Here is a function to remove double elements from a list, term rewriting style:

list[value] dup([*value a, value e, *value b, e, *value c]) = dup([*a, e, *b, *c])
default list[value] dup(list[value] l) = l;

And here is the same function but type parametrized:

list[&T] dup([*&T a, &T e, *&T b, e, *&T c]) = dup([*a, e, *b, *c])
default list[&T] dup(list[&T] l) = l

From unlabeled to labeled rules

The big issue with rewrite rules is that they are applied automatically and this is sometimes cumbersome. Functions do not have this issue. Perhaps we should not have defined the boolean semantics so directly, and have wrapped it in a function:

data Bool
  = t()
  | f()
  | and(Bool l, Bool r)
  | or(Bool l, Bool r)
  ;
  
Bool eval(and(f(), Bool _)) = f();
Bool eval(and(t(), Bool b)) = b;

This reads as labeled rules, we have two rules called “eval” that could be applied but will never be applied automatically unless somebody calls them as a function.

rascal>eval(and(f(),t()))
Bool: f()

Or, if we wish to apply this rule bottom-up through an entire boolean expression:

rascal>visit (and(and(f(),t()),t())) { case Bool b => eval(b); }
Bool: f();

In the above we used visit to automate the recursion, but we could have manually implemented the recursion as well:

Bool eval(and(t(), Bool b)) = eval(b);

Higher order functions are higher-order rewrite rules

Since our “rules” are actually just functions, we can pass them and combine them just like in any other language that supports higher-order functions. This brings us dangerously close to the expressive power of what term rewriting people call strategies. Anonymous functions (lambdas) can use pattern matching just as any other function by the way. So we can write expressions such as (f + g)(x) where we non-deterministically choose between applying f and g using pattern matching.

A note on types

Rascal is a statically typed language, supporting type inference only within the body of functions. We made this choice in order to help keep bodies of functions slim, but without introducing difficult to understand error messages that can be caused by a too smart type inference algorithm.

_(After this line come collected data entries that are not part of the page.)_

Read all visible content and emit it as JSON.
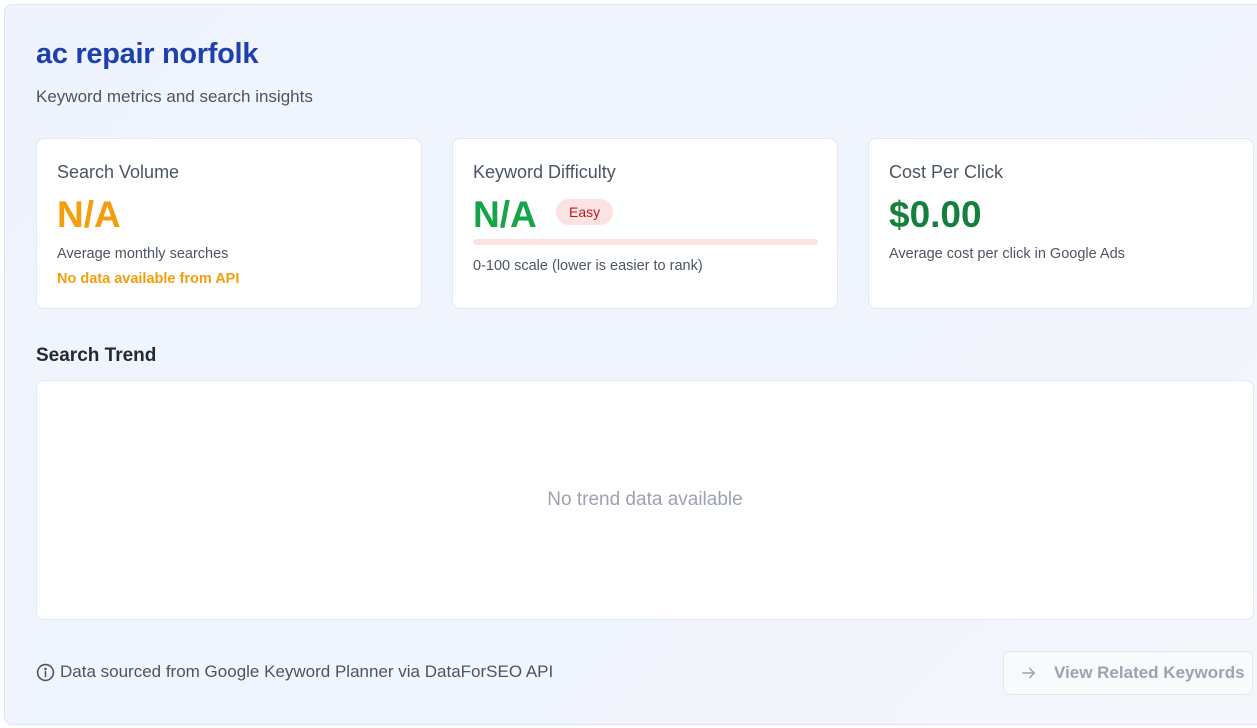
{
  "header": {
    "keyword": "ac repair norfolk",
    "subtitle": "Keyword metrics and search insights"
  },
  "cards": {
    "search_volume": {
      "label": "Search Volume",
      "value": "N/A",
      "description": "Average monthly searches",
      "note": "No data available from API",
      "value_color": "#f59e0b"
    },
    "keyword_difficulty": {
      "label": "Keyword Difficulty",
      "value": "N/A",
      "badge": "Easy",
      "progress_fraction": 0,
      "description": "0-100 scale (lower is easier to rank)",
      "value_color": "#16a34a"
    },
    "cost_per_click": {
      "label": "Cost Per Click",
      "value": "$0.00",
      "description": "Average cost per click in Google Ads",
      "value_color": "#15803d"
    }
  },
  "trend": {
    "title": "Search Trend",
    "empty_message": "No trend data available"
  },
  "footer": {
    "source_note": "Data sourced from Google Keyword Planner via DataForSEO API",
    "info_icon": "info-circle-icon",
    "related_button_label": "View Related Keywords",
    "related_button_icon": "arrow-right-icon"
  },
  "colors": {
    "accent": "#1e40af",
    "warning": "#f59e0b",
    "success": "#16a34a",
    "badge_bg": "#fde2e2",
    "badge_text": "#b91c1c"
  }
}
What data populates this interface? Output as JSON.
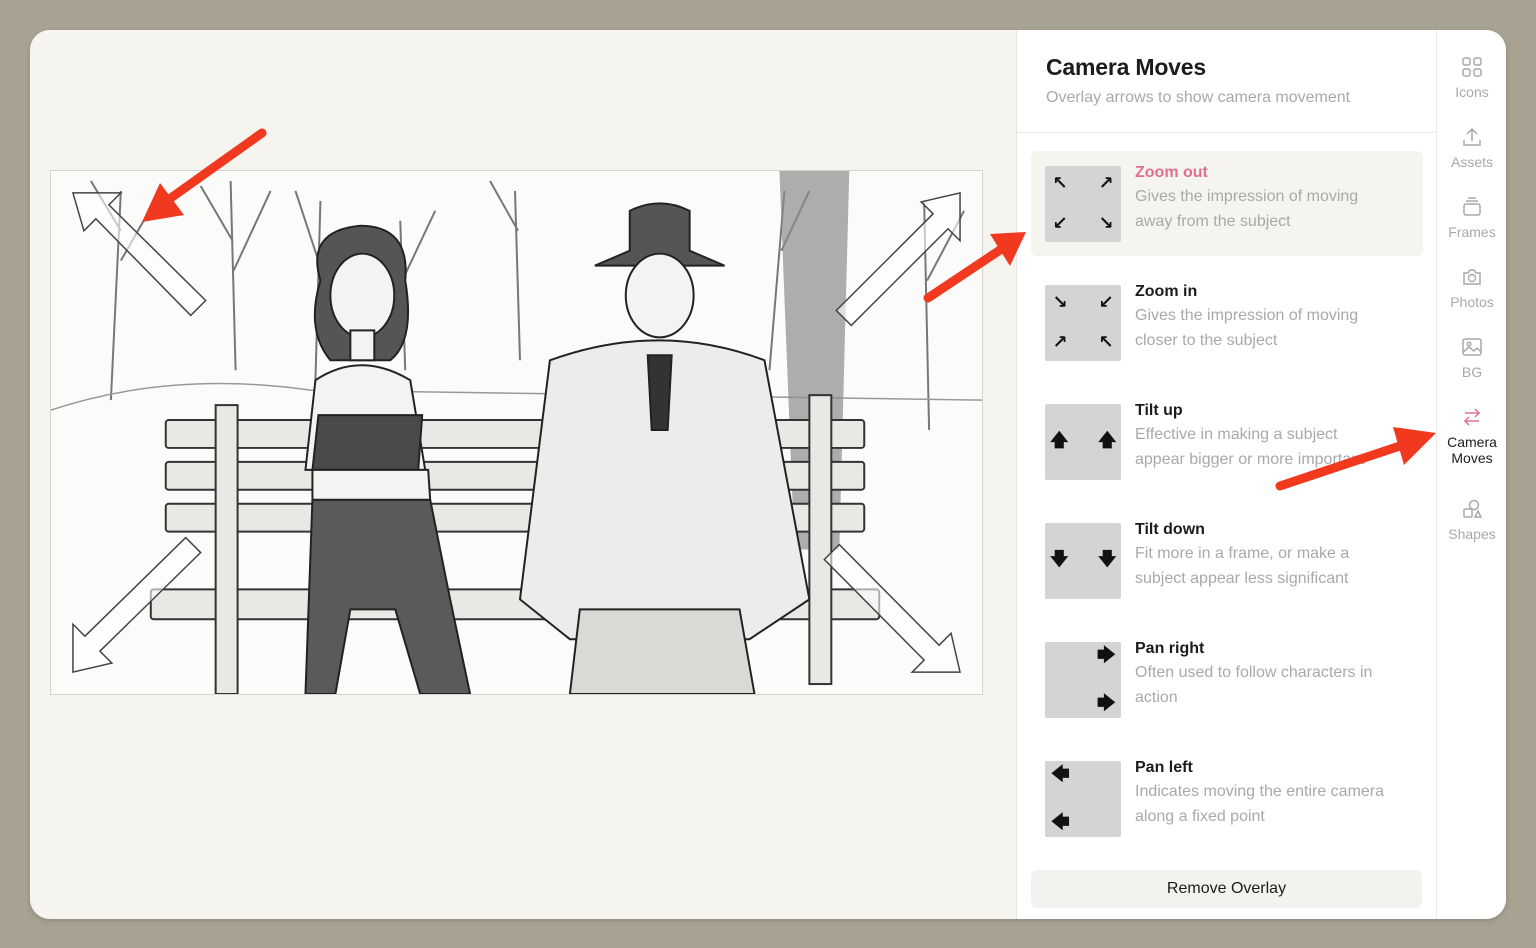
{
  "panel": {
    "title": "Camera Moves",
    "subtitle": "Overlay arrows to show camera movement",
    "selected_index": 0,
    "moves": [
      {
        "name": "Zoom out",
        "desc_line1": "Gives the impression of moving",
        "desc_line2": "away from the subject"
      },
      {
        "name": "Zoom in",
        "desc_line1": "Gives the impression of moving",
        "desc_line2": "closer to the subject"
      },
      {
        "name": "Tilt up",
        "desc_line1": "Effective in making a subject",
        "desc_line2": "appear bigger or more important"
      },
      {
        "name": "Tilt down",
        "desc_line1": "Fit more in a frame, or make a",
        "desc_line2": "subject appear less significant"
      },
      {
        "name": "Pan right",
        "desc_line1": "Often used to follow characters in",
        "desc_line2": "action"
      },
      {
        "name": "Pan left",
        "desc_line1": "Indicates moving the entire camera",
        "desc_line2": "along a fixed point"
      }
    ],
    "remove_label": "Remove Overlay"
  },
  "rail": {
    "items": [
      {
        "label": "Icons",
        "icon": "grid-icon"
      },
      {
        "label": "Assets",
        "icon": "upload-icon"
      },
      {
        "label": "Frames",
        "icon": "frames-icon"
      },
      {
        "label": "Photos",
        "icon": "camera-icon"
      },
      {
        "label": "BG",
        "icon": "image-icon"
      },
      {
        "label_line1": "Camera",
        "label_line2": "Moves",
        "icon": "swap-arrows-icon",
        "active": true
      },
      {
        "label": "Shapes",
        "icon": "shapes-icon"
      }
    ]
  },
  "colors": {
    "accent": "#e0708d",
    "annotation": "#f0391f",
    "thumb": "#d4d4d4",
    "muted_text": "#a9a9a9"
  }
}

This is the reason why all pattern variables in function definitions need to be typed while in normal patterns (nested in the bodies of functions) the types of pattern variables is inferred.

Conclusion

These were some thoughts on the correspondence between functions and rewrite rules as we put it into Rascal. We came from a term rewriting world and wanted to keep using their power of pattern matching and open extensibility. Now we are in a world of functional and imperative programming where we can control their application with the flick of a for loop.